We believe this bi-partisan congressional caucus for orphan drug development will maintain government focus on the orphan disease initiative. Given that the FDA has come under fire from other groups in Congress for approving drugs without sufficient emphasis on safety, a congressional group that promotes orphan drugs would empower FDA with legislative support to make orphan drug approval more efficient.
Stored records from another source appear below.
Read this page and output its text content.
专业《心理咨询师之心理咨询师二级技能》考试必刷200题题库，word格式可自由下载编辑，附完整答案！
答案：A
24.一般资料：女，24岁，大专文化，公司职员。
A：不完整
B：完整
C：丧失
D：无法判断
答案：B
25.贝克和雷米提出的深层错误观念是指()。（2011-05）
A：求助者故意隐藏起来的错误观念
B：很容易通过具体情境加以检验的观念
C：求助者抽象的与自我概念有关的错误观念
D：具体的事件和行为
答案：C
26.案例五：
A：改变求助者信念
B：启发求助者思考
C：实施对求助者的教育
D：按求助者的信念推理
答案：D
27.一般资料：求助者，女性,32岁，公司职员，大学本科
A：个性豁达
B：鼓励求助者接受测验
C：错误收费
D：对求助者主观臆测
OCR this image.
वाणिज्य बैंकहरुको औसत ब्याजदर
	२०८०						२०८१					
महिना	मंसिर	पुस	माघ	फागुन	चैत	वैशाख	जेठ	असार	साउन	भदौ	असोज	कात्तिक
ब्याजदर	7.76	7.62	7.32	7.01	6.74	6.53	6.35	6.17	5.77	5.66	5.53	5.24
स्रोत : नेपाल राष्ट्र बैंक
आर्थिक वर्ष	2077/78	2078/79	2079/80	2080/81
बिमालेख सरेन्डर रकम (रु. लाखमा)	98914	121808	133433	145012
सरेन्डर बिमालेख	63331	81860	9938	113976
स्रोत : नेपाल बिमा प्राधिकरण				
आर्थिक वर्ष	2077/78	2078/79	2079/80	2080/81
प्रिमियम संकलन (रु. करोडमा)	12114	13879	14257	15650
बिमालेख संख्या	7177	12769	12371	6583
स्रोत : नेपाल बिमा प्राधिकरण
The FDA also appears to be independently implementing initiatives to assist companies that are attempting to develop new orphan therapies. For instance, the Office of Orphan Products Division (OOPD) is holding a series of interactive workshops to assist developers in securing an orphan designation. These workshops allow developers real-time feedback with current OOPD reviewers as they develop and finalize their applications for orphan status. The FDA is also holding workshops to assist in designing clinical trials.
Overall, we think that orphan drug development may change for the better in the next few years. We think that the FDA is taking a significantly more collaborative approach to orphan drug development and will employ appropriate flexibility and discretion in drug review with the support of Congress. We think that the new FDA and governmental initiatives may meaningfully reduce risk associated with orphan drug development, which may spur investment from venture capitalist, more biotechnology companies, as well as large pharmaceutical companies.
Ritu S. Baral is senior analyst, biotechnology equity research, at Canaccord Genuity.